Social media algorithms are built to "grab more and more of your attention, but not necessarily in a way that's beneficial to you as the individual," he said, adding that the stakes are higher given AI's potential reach across industries and societies.

Instead, Hassabis urged regulators and technologists to adopt a scientific method approach: test and understand the systems thoroughly before unleashing them on billions of people.

He argued that AI should be built as a tool to serve people, not to manipulate them.

Hassabis said the goal is to strike the right balance — "being bold with the opportunities, but being responsible about mitigating the risks" — a "continual" tension he believes will persist "all the way to AGI."

AI is already showing some of the same cracks

AI researchers have already seen AI reproduce some of social media's toxic patterns.

In a study published in August, researchers at the University of Amsterdam gave 500 chatbots their own stripped-down social network and saw them splinter into cliques, boost extreme voices, and let a small group dominate the conversation — even without ads or recommendation algorithms.

The team tested six interventions to break the cycle, from chronological feeds to hiding follower counts, but none worked. They concluded that the dysfunction runs deeper than algorithms and is baked into the way social platforms reward emotionally charged sharing.
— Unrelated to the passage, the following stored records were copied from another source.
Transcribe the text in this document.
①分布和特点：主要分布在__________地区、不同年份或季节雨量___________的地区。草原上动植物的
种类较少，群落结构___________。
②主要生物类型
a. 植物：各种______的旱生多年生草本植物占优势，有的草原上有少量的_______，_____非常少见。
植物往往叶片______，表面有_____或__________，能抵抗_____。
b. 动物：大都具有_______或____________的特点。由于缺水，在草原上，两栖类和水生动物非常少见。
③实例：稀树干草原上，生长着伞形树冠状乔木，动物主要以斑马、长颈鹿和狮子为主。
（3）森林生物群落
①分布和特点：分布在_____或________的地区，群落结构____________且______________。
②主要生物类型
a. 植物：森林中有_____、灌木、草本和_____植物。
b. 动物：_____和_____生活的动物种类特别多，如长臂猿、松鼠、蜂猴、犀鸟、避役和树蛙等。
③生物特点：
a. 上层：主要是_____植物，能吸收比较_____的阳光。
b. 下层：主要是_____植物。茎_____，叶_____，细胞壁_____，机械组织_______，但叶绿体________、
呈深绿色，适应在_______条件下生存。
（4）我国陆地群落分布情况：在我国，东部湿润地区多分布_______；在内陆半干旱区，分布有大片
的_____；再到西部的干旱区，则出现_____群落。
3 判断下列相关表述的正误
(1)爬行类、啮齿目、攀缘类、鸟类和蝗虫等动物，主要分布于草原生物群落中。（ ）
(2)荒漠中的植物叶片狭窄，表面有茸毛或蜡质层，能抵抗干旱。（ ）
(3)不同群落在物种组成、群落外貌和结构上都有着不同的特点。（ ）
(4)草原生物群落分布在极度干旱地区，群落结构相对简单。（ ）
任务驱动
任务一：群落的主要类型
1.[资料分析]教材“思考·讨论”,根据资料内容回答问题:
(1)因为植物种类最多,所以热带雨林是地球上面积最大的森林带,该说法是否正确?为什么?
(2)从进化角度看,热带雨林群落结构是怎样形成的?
Meanwhile, AI is becoming more embedded in social media, with virtual influencers going mainstream, brands testing AI faces and voices, and some creators warning that licensing their likeness in perpetuity could undercut their careers.

While OpenAI CEO Sam Altman has argued that addictive social media feeds may be more harmful to kids than AI itself, Reddit cofounder Alexis Ohanian has suggested AI could give users more control over what they see online.